In spring 1961 while I was living in New York City studying acting. While photography was just a hobby, I got an impetus to return to California where I had lived previously, thinking the move would be good for my career. I rented an apartment in Hollywood across the street from the Montecito Hotel, frequented by actors. One day at the hotel’s pool a man was reading a book entitled "World Order," a title that intrigued me, and I asked him what the book was about. O.Z. Whitehead, a character actor, replied, “It’s about the Bahá’í Faith.” I got to know Zebby (his nickname), a gentle, soft spoken soul, who took me to Bahá’í gatherings.
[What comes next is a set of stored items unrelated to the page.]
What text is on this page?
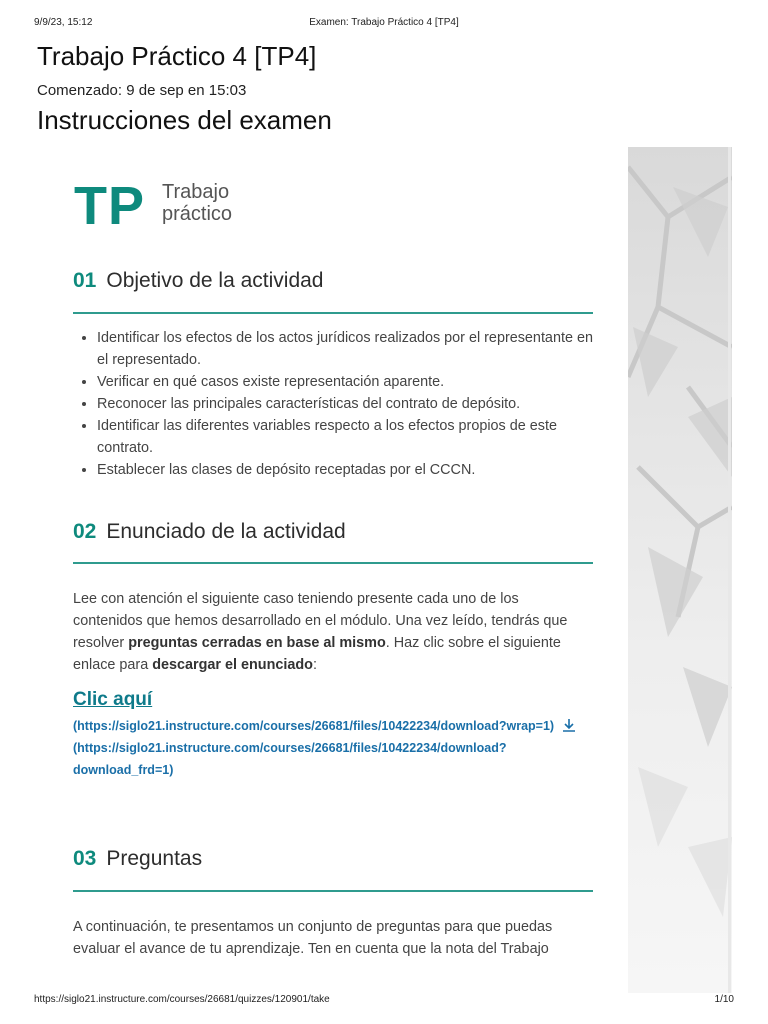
9/9/23, 15:12	Examen: Trabajo Práctico 4 [TP4]
Trabajo Práctico 4 [TP4]
Comenzado: 9 de sep en 15:03
Instrucciones del examen
TP Trabajo
práctico
01 Objetivo de la actividad
• Identificar los efectos de los actos jurídicos realizados por el representante en el representado.
• Verificar en qué casos existe representación aparente.
• Reconocer las principales características del contrato de depósito.
• Identificar las diferentes variables respecto a los efectos propios de este contrato.
• Establecer las clases de depósito receptadas por el CCCN.
02 Enunciado de la actividad

Lee con atención el siguiente caso teniendo presente cada uno de los contenidos que hemos desarrollado en el módulo. Una vez leído, tendrás que resolver preguntas cerradas en base al mismo. Haz clic sobre el siguiente enlace para descargar el enunciado:

Clic aquí
(https://siglo21.instructure.com/courses/26681/files/10422234/download?wrap=1)
(https://siglo21.instructure.com/courses/26681/files/10422234/download?download_frd=1)
03 Preguntas

A continuación, te presentamos un conjunto de preguntas para que puedas evaluar el avance de tu aprendizaje. Ten en cuenta que la nota del Trabajo

https://siglo21.instructure.com/courses/26681/quizzes/120901/take	1/10
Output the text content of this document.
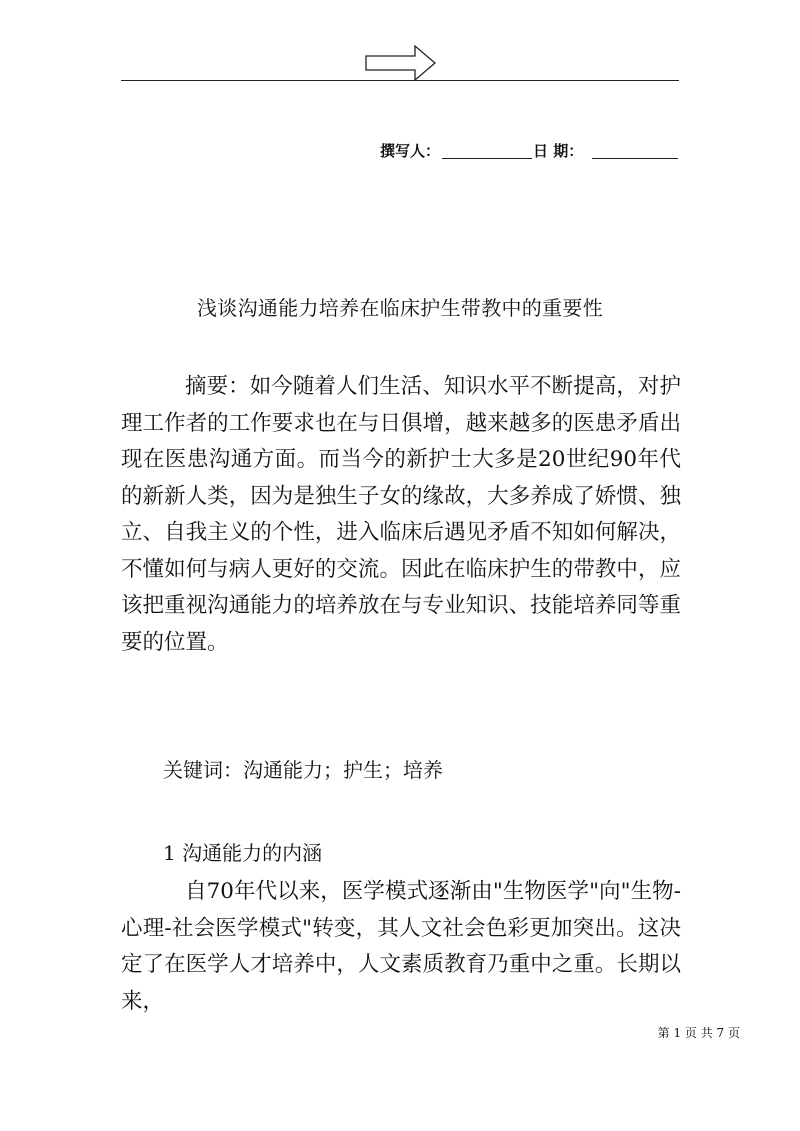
撰写人：	日 期：
浅谈沟通能力培养在临床护生带教中的重要性
摘要：如今随着人们生活、知识水平不断提高，对护理工作者的工作要求也在与日俱增，越来越多的医患矛盾出现在医患沟通方面。而当今的新护士大多是20世纪90年代的新新人类，因为是独生子女的缘故，大多养成了娇惯、独立、自我主义的个性，进入临床后遇见矛盾不知如何解决，不懂如何与病人更好的交流。因此在临床护生的带教中，应该把重视沟通能力的培养放在与专业知识、技能培养同等重要的位置。
关键词：沟通能力；护生；培养
1 沟通能力的内涵
自70年代以来，医学模式逐渐由"生物医学"向"生物-心理-社会医学模式"转变，其人文社会色彩更加突出。这决定了在医学人才培养中，人文素质教育乃重中之重。长期以来，
第 1 页 共 7 页
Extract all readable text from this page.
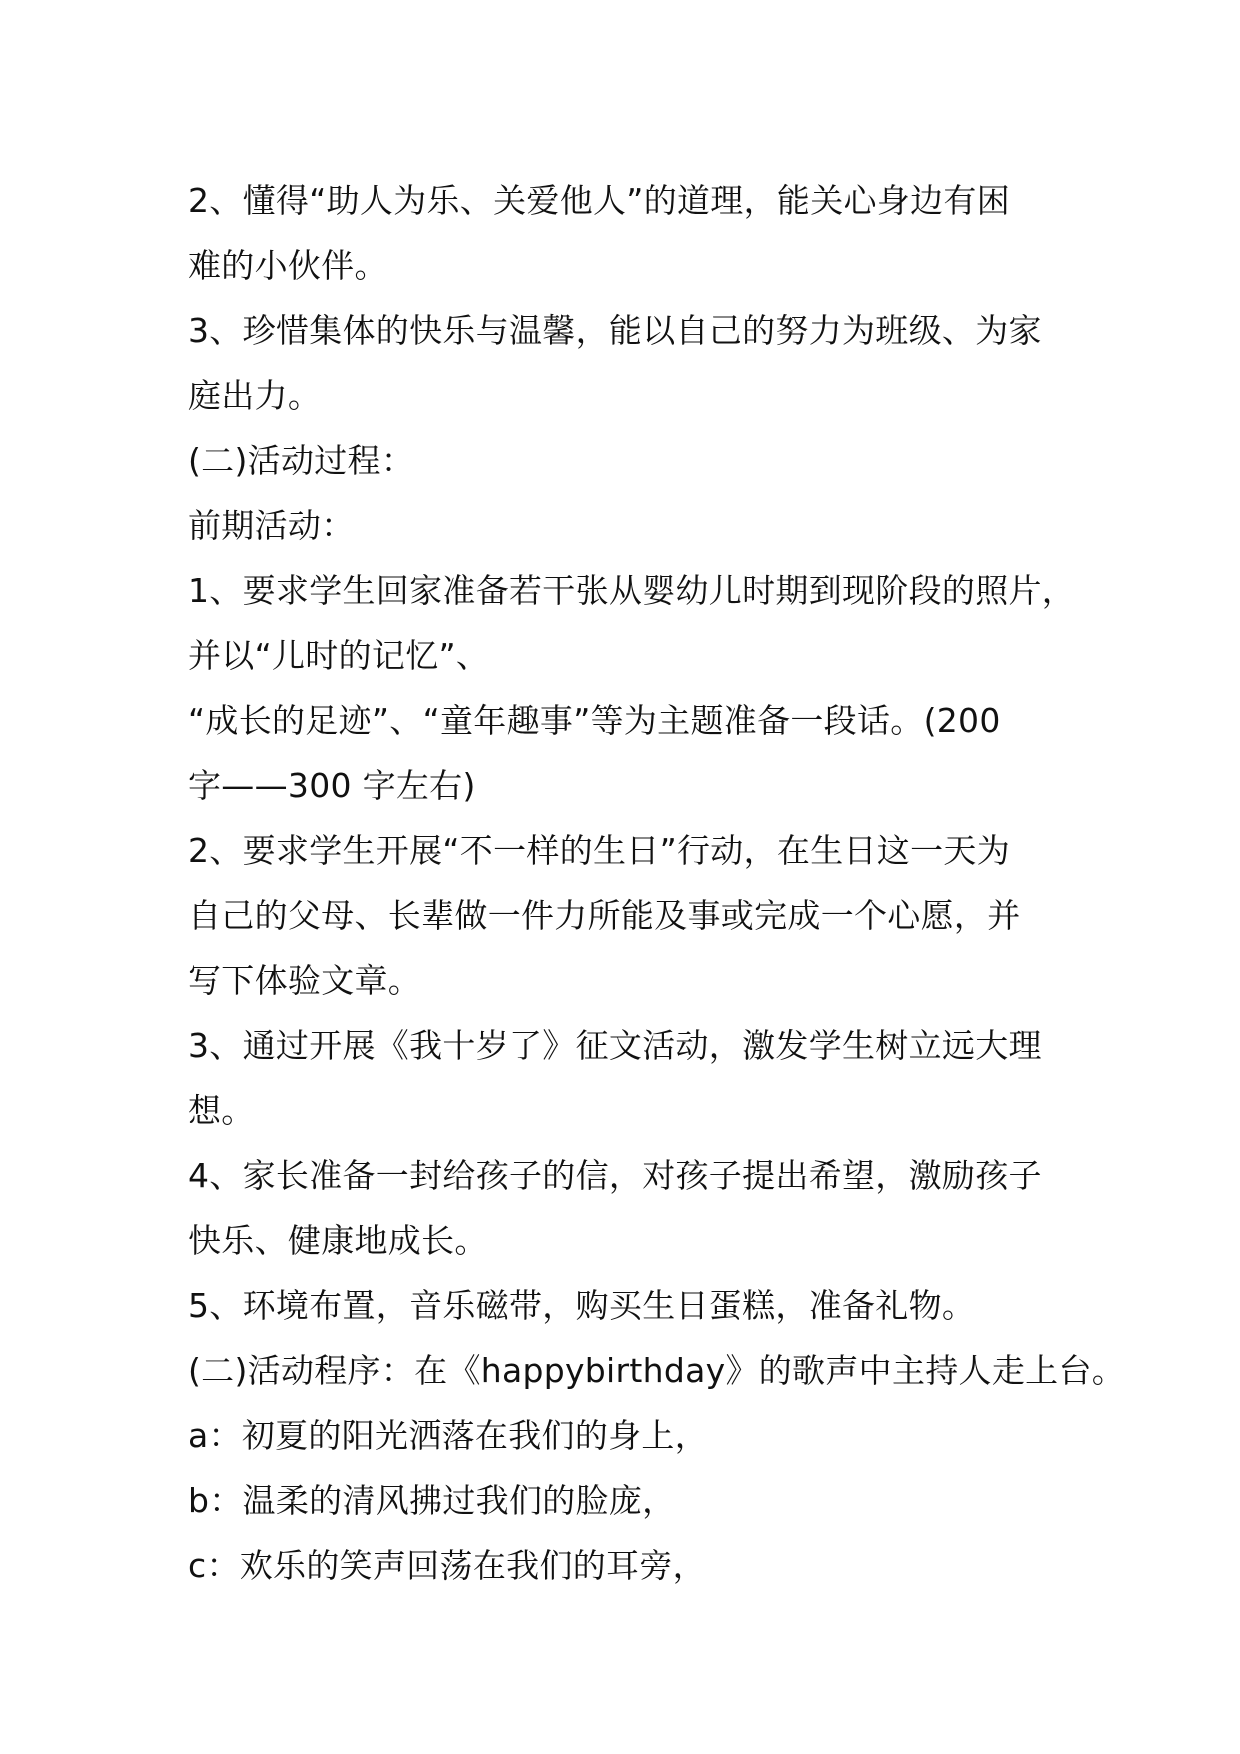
2、懂得“助人为乐、关爱他人”的道理，能关心身边有困
难的小伙伴。
3、珍惜集体的快乐与温馨，能以自己的努力为班级、为家
庭出力。
(二)活动过程：
前期活动：
1、要求学生回家准备若干张从婴幼儿时期到现阶段的照片，
并以“儿时的记忆”、
“成长的足迹”、“童年趣事”等为主题准备一段话。(200
字——300 字左右)
2、要求学生开展“不一样的生日”行动，在生日这一天为
自己的父母、长辈做一件力所能及事或完成一个心愿，并
写下体验文章。
3、通过开展《我十岁了》征文活动，激发学生树立远大理
想。
4、家长准备一封给孩子的信，对孩子提出希望，激励孩子
快乐、健康地成长。
5、环境布置，音乐磁带，购买生日蛋糕，准备礼物。
(二)活动程序：在《happybirthday》的歌声中主持人走上台。
a：初夏的阳光洒落在我们的身上，
b：温柔的清风拂过我们的脸庞，
c：欢乐的笑声回荡在我们的耳旁，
Shortly thereafter I accepted the Bahá’í Faith.
In 1988 my wife, Inée, and I were asked to come to Haifa, Israel to photograph the international election of the members of the Universal House of Justice, the leading administrative body of the Bahá’í Faith. It was a remarkable election process without campaigning or nominations. It was inspiring to photograph the peaceful gatherings, delegates representing a broad cross section of humankind from over 160 countries.
While in Haifa I met Novin and Juliet Doostdar of Oneworld Publications. We discussed undertaking a photographic coffee table book on the Bahá’í Faith. My exciting sojourn began, traveling over a few years in numerous countries photographing Bahá’ís and their community life.
The Bahá’í Faith has been a source of guidance for me, spiritually and practically. Finding the teachings at an early age has been a generous gift and continued solace. In my world travels I have been fortunate to meet magnificent people who believe in the oneness of God, the oneness of the prophets, and the oneness of mankind. I have attempted to portray in my pictures in the book a glimmer of what a united world can be like on our troubled planet.